Woanders hatte man aber andere Pläne vom Feiern. Ein bisschen Krieg spielen mit Feuerwerk? Reinrandalieren statt wie üblich Reinrutschen? Und dabei ist es mir erst mal wurscht, wer das war, Migranten oder nicht, keinen Schimmer. Man durfte sich nur sicher sein, dass die links-woke Berlin Bubble bestimmt nichts damit zu tun hatte. Die musste sich aber mal wieder nach dieser denkwürdigen Nacht in Ausflüchten üben, und die Tagesschau zeigte wieder ganz großes Scherenkopfkino mit Stammeleinlage. Das Schneidewerkzeug hatte wieder ganze Arbeit im Gehirn geleistet. Also kann man auch schon davon ausgehen, dass da leider Migranten federführend waren und die Debatte zwangsläufig wieder dorthin führt.

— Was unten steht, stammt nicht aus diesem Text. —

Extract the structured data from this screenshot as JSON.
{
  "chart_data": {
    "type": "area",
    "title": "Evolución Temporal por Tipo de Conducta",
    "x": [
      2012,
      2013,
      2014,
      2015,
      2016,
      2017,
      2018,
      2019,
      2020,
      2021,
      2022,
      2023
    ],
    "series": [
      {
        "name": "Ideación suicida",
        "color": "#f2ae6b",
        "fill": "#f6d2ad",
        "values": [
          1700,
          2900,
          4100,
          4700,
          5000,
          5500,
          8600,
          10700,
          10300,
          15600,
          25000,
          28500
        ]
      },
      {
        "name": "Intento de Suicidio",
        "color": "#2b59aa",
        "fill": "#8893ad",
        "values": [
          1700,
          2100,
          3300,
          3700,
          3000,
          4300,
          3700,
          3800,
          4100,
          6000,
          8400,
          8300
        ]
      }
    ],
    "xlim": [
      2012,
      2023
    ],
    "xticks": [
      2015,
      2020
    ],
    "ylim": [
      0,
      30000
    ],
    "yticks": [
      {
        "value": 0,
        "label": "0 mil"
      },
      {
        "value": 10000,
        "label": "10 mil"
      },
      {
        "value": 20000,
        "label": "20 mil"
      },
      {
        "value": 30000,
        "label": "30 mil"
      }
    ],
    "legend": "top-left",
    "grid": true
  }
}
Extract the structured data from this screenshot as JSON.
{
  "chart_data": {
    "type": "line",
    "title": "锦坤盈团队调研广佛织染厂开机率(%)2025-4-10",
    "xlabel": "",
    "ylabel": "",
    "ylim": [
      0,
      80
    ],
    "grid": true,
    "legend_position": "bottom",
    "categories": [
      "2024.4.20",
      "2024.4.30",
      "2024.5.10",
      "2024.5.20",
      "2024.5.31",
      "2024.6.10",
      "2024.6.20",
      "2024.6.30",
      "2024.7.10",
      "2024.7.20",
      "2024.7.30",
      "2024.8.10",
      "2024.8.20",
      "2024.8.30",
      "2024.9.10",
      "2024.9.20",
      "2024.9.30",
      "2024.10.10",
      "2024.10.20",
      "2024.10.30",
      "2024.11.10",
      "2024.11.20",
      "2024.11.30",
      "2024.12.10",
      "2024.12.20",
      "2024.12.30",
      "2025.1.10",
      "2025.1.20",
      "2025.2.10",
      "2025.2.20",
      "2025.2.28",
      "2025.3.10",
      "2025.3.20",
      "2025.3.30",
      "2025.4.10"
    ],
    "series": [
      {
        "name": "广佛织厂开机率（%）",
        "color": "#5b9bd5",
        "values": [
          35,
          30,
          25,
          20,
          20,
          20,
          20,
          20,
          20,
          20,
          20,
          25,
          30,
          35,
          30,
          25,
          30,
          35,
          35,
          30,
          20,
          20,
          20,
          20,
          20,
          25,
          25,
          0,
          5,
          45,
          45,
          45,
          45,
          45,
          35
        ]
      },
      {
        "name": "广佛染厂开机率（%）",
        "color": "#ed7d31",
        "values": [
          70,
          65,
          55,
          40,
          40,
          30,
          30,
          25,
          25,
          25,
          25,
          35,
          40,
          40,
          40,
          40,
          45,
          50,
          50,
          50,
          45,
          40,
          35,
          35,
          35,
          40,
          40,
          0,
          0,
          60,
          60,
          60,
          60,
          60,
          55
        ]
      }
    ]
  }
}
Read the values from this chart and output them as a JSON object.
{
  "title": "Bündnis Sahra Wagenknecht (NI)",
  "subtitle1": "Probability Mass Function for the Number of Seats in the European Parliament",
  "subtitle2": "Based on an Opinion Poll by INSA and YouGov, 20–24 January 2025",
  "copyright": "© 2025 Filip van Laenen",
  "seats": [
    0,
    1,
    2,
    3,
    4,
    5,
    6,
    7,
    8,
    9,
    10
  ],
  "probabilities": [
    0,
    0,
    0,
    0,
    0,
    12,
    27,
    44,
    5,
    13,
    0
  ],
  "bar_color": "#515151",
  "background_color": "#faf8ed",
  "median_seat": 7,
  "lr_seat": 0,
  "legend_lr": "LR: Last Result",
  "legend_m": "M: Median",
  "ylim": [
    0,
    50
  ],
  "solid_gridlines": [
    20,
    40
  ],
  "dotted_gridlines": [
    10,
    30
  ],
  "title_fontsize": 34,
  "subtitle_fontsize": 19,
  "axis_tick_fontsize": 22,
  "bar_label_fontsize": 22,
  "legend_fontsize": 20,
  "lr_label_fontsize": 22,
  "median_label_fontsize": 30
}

Was mir in dem Zusammenhang eher wichtig ist zu erwähnen, ist die offenkundige Kanalisierung eines Drucks, den man fast bis zum Er- und Durchbrechen im Dampfkessel gehalten hat. Ich hatte schon früher den Eindruck, dass die restriktive Politik der letzten drei Jahre irgendwann ihre Folgen zu spüren bekommen wird, und dass das keine durchgeimpften Antifas sein würden, an Silvester völlig auszurasten; kann auch daran liegen, dass man sich jetzt drei Jahre lang in den (a)sozialen Medien gut abreagieren durfte. Das reicht dem allgemeinen Links-Alman. Das und ein paar Runden Splattergaming. Dazu konnte man sich ja regelrecht wundsolidarisieren. Überall Haltung zeigen - das beschäftigt und verschleißt wie nach einem Marathonlauf.
Nur was hat das alles mit Neukölln zu tun? Ich wage einfach mal einen Schuss ins Blaue, dass Wunsch und Wirklichkeit dort in Extremform und komprimiert zu beobachten ist. Und da spielt so vieles mit hinein, auch im Vergleich zur Bubble Prenzlauer Berg und Unter den Linden, die als Gegenentwurf ihre Einhornträumereien an Silvester zerschellen sahen. Das Gestotter in der Tagesschau war nur ein Hinweis darauf, die vielzähligen Relativierungen erst recht. Jetzt sehen wir wieder einige Déja-Vus heraufziehen. Zack – und schon werden wieder Erinnerungen an Silvester 2015 wach. Auch so ein Großereignis, das in einer woken Hochburg stattfand. Und nicht dort, wo die Kartoffeln wohnen, auf dem Land oder wo das Patriarchat sich sonst so niederlässt und vom „ausländischen Gesocks“ abschottet, wurde zum Großangriff geblasen. Nein, sie wüten dort, wo sie auch sonst anzutreffen sind.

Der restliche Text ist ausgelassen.